Bagaimana Donald Trump Dapat Menggunakan Pengawasan AS sebagai Senjata dalam Kepresidenan Kedua

Setiap presiden Amerika Serikat memiliki kekuasaan negara surveilans yang telah berkembang pesat selama beberapa dekade terakhir dan telah berhasil menahan setiap upaya nyata untuk meredamnya. Melalui berbagai badan intelijen yang misterius, presiden memiliki kemampuan untuk menyelami komunikasi, gerakan, dan hubungan warga Amerika sehari-hari. Presiden dari kedua partai telah menyalahgunakan negara surveilans, tetapi di bawah administrasi Trump yang kedua, kekuasaan ini bisa disalahgunakan dengan cara yang belum pernah terjadi sebelumnya.
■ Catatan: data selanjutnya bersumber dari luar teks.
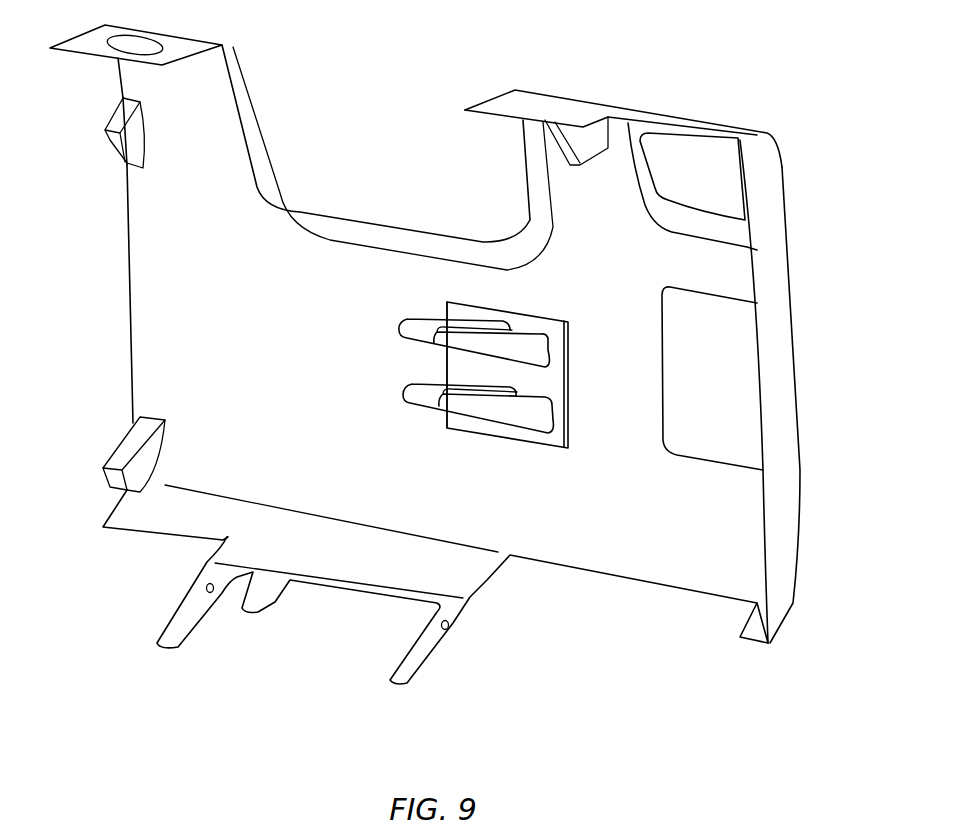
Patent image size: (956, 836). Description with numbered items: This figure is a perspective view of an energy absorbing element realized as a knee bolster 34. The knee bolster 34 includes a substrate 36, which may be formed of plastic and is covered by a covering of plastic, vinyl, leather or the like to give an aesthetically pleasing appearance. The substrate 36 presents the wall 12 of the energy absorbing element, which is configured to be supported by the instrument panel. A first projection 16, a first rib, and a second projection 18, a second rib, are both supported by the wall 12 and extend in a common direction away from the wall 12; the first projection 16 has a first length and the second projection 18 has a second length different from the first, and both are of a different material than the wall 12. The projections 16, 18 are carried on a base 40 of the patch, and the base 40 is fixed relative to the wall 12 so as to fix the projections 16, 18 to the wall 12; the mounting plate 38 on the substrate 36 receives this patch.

The wall 12 is at (257, 247).
The first projection 16 is at (455, 340).
The second projection 18 is at (455, 405).
The knee bolster 34 is at (743, 84).
The substrate 36 is at (227, 334).
The connector mounting plate 38 is at (500, 303).
The base 40 is at (552, 328).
Donald Trump, seorang mantan narapidana dan calon presiden Republik 2024, telah mengatakan bahwa dia berencana untuk menuntut lawan politiknya jika dia kembali ke Gedung Putih. Dia mengatakan bahwa dia akan membiarkan negara-negara bagian memantau wanita hamil dan menuntut mereka yang mencari aborsi. Trump ingin mengusir jutaan imigran tidak sah. Dia berencana untuk mengeluarkan Undang-Undang Pemberontakan untuk meredam kerusuhan sipil, yang berarti mengirimkan militer ke jalan-jalan. Proyek 2025 yang terkenal menjabarkan bagaimana dia akan segera menggantikan ribuan pegawai sipil karir di pemerintah federal dengan loyalis.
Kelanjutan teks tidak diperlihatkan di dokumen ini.